Scripps Institution of Oceanography invites scientists from the US oceanographic community to participate in Science Verification Cruises (SVCs) aboard the Ocean Class research vessel Sally Ride beginning in the fall of 2016.
The goal of SVCs is to exercise the ship, the crew, and all scientific systems to verify satisfactory operations, and to characterize the capabilities of each system. Our SVC operations are intended to be complementary to SVCs aboard Neil Armstrong, in order to evaluate the Ocean Class vessels (AGOR 27 & 28) collectively.
To be successful, this process needs participation by experienced researchers who can use their knowledge of shipboard scientific operations to evaluate, comment on, and improve the capabilities of Sally Ride.

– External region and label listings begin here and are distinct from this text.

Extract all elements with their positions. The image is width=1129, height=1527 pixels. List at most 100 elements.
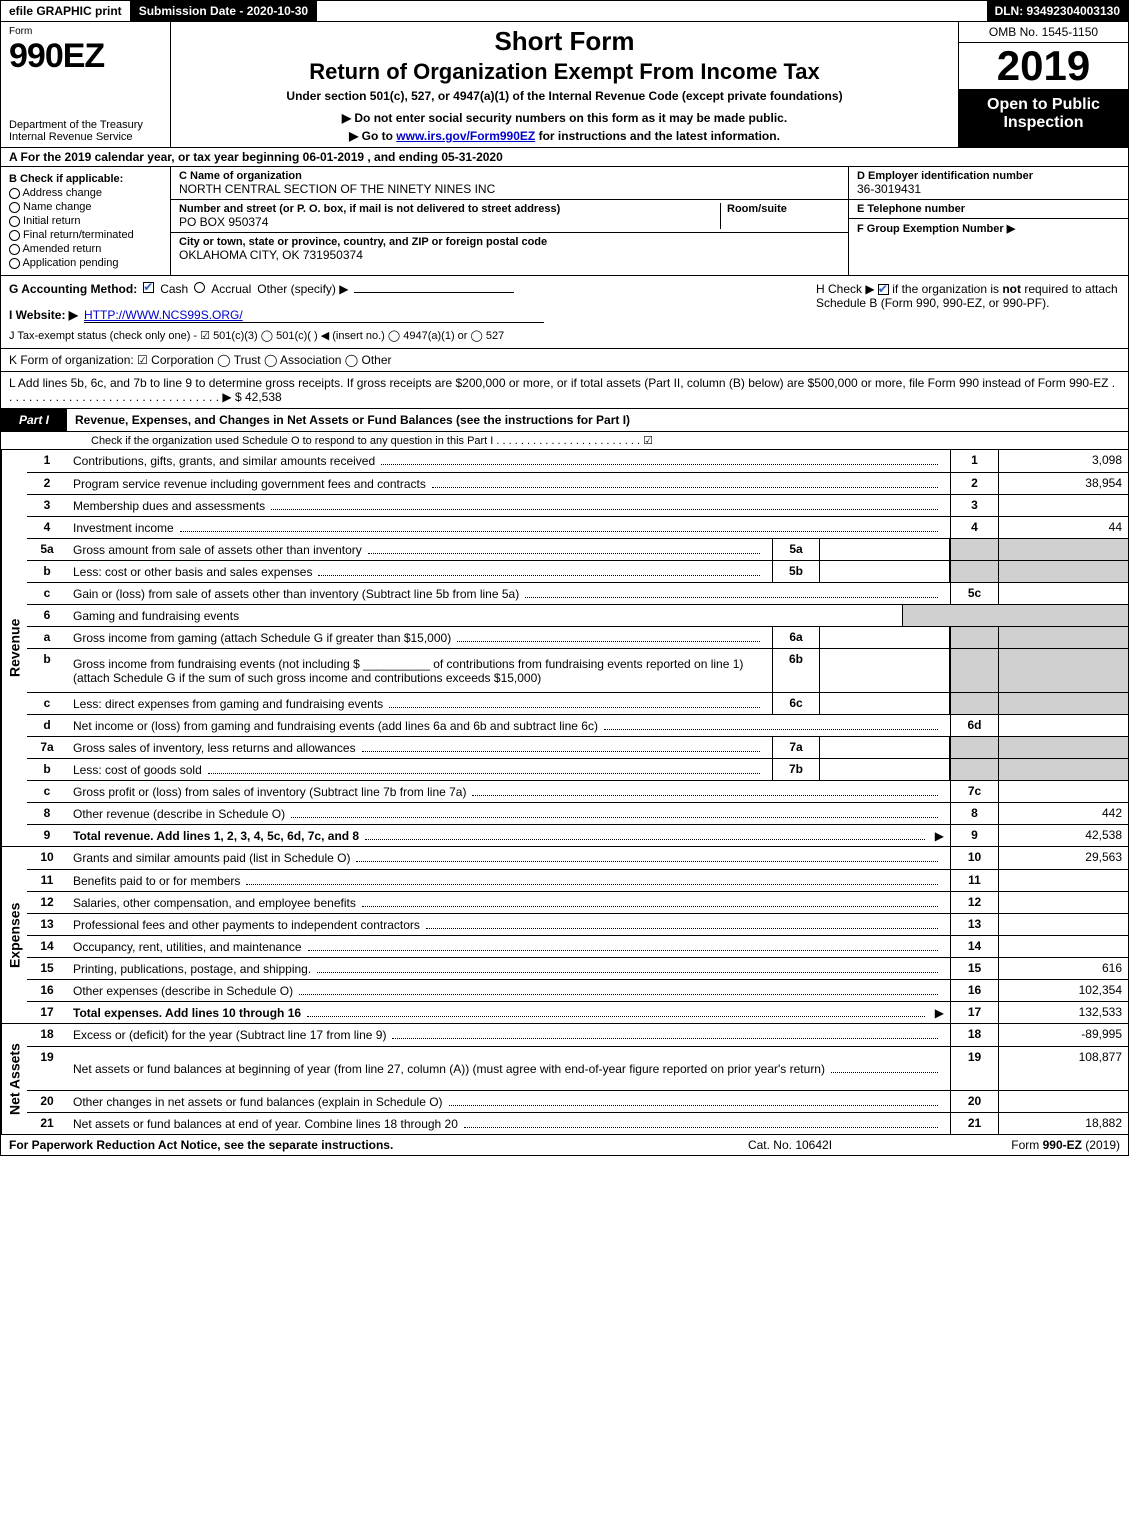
part1-tab: Part I (1, 409, 67, 431)
result-val: 18,882 (998, 1113, 1128, 1134)
form-word: Form (9, 26, 162, 37)
efile-label: efile GRAPHIC print (1, 1, 131, 21)
table-row: 5aGross amount from sale of assets other… (27, 538, 1128, 560)
table-row: 3Membership dues and assessments3 (27, 494, 1128, 516)
table-row: dNet income or (loss) from gaming and fu… (27, 714, 1128, 736)
goto-post: for instructions and the latest informat… (535, 129, 780, 143)
b-radio (9, 230, 20, 241)
row-desc: Gain or (loss) from sale of assets other… (67, 583, 950, 604)
table-row: 14Occupancy, rent, utilities, and mainte… (27, 935, 1128, 957)
grey-col (950, 737, 998, 758)
result-num: 15 (950, 958, 998, 979)
result-val: 42,538 (998, 825, 1128, 846)
result-val: 132,533 (998, 1002, 1128, 1023)
top-bar: efile GRAPHIC print Submission Date - 20… (0, 0, 1129, 22)
table-row: 12Salaries, other compensation, and empl… (27, 891, 1128, 913)
row-num: 19 (27, 1047, 67, 1090)
row-num: b (27, 759, 67, 780)
table-row: 13Professional fees and other payments t… (27, 913, 1128, 935)
title-return: Return of Organization Exempt From Incom… (181, 59, 948, 85)
row-num: 17 (27, 1002, 67, 1023)
sub-col: 6b (772, 649, 820, 692)
result-val: 102,354 (998, 980, 1128, 1001)
row-num: 15 (27, 958, 67, 979)
paperwork-notice: For Paperwork Reduction Act Notice, see … (9, 1138, 680, 1152)
result-val: 108,877 (998, 1047, 1128, 1090)
result-num: 11 (950, 870, 998, 891)
row-num: 9 (27, 825, 67, 846)
row-num: 3 (27, 495, 67, 516)
table-row: cLess: direct expenses from gaming and f… (27, 692, 1128, 714)
result-num: 21 (950, 1113, 998, 1134)
l-text: L Add lines 5b, 6c, and 7b to line 9 to … (9, 376, 1115, 404)
row-num: 6 (27, 605, 67, 626)
form-number: 990EZ (9, 37, 162, 76)
b-option: Amended return (9, 243, 162, 255)
grey-col (950, 693, 998, 714)
g-cash: Cash (160, 282, 188, 296)
b-option: Initial return (9, 215, 162, 227)
sub-col: 7b (772, 759, 820, 780)
website-link[interactable]: HTTP://WWW.NCS99S.ORG/ (84, 308, 544, 323)
part1-sub: Check if the organization used Schedule … (0, 432, 1129, 450)
goto-link[interactable]: www.irs.gov/Form990EZ (396, 129, 535, 143)
result-val (998, 870, 1128, 891)
table-row: 8Other revenue (describe in Schedule O)8… (27, 802, 1128, 824)
result-val: 38,954 (998, 473, 1128, 494)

Scientists will sail aboard science verification cruises and provide input while underway, as well as in summary reports. This feedback will be used to document the performance characteristics of the vessel and all its scientific systems, and to identify areas for improvement. This information will in turn be used to inform the community, and to guide plans for improvement so that Sally Ride can quickly meet the diverse needs of ship users and sponsors.
Science verification cruises will be conducted offshore southern California, lasting five to seven days each. We currently have availability in October 2016 and early January 2017. We anticipate additional opportunities in 2017, contingent on ship scheduling.
We are seeking broad expressions of interest and scientific foci to inform our early planning. If you would be willing to participate in this process, please send an email with the following information:
Funds are available to support the travel and logistical expenses of participants. Ship time will be supported by the Office of Naval Research.